Whilst interventions exist for treating individuals with T1D and eating disorders,5, 6 this study is the first of its kind to develop and evaluate an intervention for parents to prevent disordered eating in CYP with T1D and provides encouraging results which are of considerable clinical interest. We have utilised robust, RCT methodology, including a prospectively published protocol, independent randomisation and blinded outcome assessment. However, there are some limitations notwithstanding considerations described above. Whilst parent-reported CYP clinical characteristics were measured, these were of questionable validity. For example, several participants confused the need for intravenous medication with regular daily insulin injections, in addition to some parents reporting their CYP as shorter at 3-month follow-up compared with baseline possibly invalidating BMI and the result regarding reduction in intervention participants. The follow-up intervals of 1- and 3 months meant a lack of variability in HbA1c and healthcare utilisation reporting indicating that biomedical outcomes should be obtained from hospital records for any definitive trial. Additionally, the lack of demographic diversity within the participants which may reflect the geographic region predominantly recruited from, limits the generalisability of the findings. Subsequent patient and public involvement is currently underway with underserved groups to explore acceptability of the recruitment materials and study more broadly.

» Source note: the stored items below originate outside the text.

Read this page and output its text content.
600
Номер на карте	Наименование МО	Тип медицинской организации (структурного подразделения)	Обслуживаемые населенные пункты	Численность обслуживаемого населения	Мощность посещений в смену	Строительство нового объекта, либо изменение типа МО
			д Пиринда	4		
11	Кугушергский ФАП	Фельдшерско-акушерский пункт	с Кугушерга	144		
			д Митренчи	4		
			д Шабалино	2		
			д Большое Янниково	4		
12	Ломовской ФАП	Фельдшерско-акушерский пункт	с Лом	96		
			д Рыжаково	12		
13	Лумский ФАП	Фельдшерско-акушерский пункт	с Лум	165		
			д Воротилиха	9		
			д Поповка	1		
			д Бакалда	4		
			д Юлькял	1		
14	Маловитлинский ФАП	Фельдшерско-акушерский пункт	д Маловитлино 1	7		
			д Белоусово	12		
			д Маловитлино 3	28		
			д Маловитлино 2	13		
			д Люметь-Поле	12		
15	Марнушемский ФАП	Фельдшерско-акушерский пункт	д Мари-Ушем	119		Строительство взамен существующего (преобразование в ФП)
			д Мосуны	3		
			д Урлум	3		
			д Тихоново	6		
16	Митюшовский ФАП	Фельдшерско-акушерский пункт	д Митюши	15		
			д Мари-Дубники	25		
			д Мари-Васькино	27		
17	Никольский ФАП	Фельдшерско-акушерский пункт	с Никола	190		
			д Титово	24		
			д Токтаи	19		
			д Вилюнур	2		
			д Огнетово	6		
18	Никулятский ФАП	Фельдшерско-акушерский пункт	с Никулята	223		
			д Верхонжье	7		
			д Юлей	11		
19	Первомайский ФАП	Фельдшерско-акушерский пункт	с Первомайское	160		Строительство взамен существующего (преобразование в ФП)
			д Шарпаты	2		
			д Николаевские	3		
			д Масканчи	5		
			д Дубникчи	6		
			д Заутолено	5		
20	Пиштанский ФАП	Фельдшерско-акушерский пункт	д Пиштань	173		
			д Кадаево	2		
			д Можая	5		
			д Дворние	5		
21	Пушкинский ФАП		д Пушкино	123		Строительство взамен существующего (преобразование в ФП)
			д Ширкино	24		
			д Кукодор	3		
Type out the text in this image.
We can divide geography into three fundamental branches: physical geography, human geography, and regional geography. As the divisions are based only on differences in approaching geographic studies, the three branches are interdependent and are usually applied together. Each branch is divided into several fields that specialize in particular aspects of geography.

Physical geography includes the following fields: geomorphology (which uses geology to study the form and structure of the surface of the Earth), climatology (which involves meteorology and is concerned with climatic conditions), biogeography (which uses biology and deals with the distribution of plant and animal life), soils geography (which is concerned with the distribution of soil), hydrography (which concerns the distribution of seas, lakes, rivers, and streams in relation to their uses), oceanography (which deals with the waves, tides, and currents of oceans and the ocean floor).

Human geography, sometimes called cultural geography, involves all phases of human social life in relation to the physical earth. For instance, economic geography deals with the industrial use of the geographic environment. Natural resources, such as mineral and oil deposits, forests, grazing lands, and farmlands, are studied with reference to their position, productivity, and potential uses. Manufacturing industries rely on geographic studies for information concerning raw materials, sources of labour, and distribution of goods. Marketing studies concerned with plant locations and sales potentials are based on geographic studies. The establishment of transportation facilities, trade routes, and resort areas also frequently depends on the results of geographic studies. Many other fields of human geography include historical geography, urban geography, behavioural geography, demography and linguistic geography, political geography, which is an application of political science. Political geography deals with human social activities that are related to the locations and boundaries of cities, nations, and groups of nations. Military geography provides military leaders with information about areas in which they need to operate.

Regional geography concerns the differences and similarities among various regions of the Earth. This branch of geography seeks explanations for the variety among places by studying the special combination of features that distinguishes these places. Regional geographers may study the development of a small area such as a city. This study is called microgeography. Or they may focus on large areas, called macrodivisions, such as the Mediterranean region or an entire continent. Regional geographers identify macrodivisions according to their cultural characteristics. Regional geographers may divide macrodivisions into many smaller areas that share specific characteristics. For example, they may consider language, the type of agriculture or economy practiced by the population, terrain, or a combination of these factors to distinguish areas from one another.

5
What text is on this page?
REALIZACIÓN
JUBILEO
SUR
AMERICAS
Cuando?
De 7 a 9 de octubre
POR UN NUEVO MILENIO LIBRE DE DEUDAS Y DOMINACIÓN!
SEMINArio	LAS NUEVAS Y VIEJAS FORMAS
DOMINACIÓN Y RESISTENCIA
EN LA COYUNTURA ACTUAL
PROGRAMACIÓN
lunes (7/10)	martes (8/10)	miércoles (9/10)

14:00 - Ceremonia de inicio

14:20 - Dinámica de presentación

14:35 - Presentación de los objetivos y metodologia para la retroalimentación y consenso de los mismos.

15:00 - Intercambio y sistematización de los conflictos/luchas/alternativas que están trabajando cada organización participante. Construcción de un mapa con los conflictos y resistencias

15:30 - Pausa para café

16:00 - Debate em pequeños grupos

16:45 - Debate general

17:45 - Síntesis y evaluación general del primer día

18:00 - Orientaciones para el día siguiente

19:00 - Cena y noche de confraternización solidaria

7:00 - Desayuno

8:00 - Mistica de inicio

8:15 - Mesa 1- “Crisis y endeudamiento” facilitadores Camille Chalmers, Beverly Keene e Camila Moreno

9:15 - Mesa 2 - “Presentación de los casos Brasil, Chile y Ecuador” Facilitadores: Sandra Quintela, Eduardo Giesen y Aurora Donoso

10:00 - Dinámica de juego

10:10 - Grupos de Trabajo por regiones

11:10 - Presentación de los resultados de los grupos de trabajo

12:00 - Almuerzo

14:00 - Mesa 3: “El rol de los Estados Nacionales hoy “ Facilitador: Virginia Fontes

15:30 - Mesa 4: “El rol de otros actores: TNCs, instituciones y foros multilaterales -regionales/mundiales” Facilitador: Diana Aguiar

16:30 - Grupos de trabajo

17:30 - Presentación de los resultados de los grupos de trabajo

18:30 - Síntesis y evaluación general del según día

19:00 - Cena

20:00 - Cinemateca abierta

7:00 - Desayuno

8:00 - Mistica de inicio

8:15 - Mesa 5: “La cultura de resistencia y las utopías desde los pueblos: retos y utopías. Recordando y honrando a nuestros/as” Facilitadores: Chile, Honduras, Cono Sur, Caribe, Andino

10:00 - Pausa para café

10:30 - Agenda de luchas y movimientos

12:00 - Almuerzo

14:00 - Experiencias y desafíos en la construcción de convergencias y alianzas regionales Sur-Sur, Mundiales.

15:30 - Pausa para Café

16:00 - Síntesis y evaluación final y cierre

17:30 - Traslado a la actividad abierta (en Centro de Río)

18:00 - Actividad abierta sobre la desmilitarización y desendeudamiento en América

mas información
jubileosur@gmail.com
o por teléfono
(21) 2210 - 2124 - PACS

To conclude, this novel, manualised preventive intervention has demonstrated feasibility and acceptability amongst parents of CYP with T1D with encouraging results observed on key outcome measures and process variables in the anticipated direction. Results suggest that a definitive trial is warranted with consideration of routes to aid implementation within routine diabetes services which will prove critical to ensure rapid uptake in the event of the intervention demonstrating clinical and cost-effectiveness.

FUNDING INFORMATION

This work was supported by Diabetes UK (award number 19/0006123).

CONFLICT OF INTEREST STATEMENT

The authors have no competing interests to report.

DATA AVAILABILITY STATEMENT

Participants were informed that anonymised data may be shared with other research teams. Therefore, anonymised data are available on reasonable request for research teams by contacting [email protected], but are not able to be uploaded for free access given these restrictions.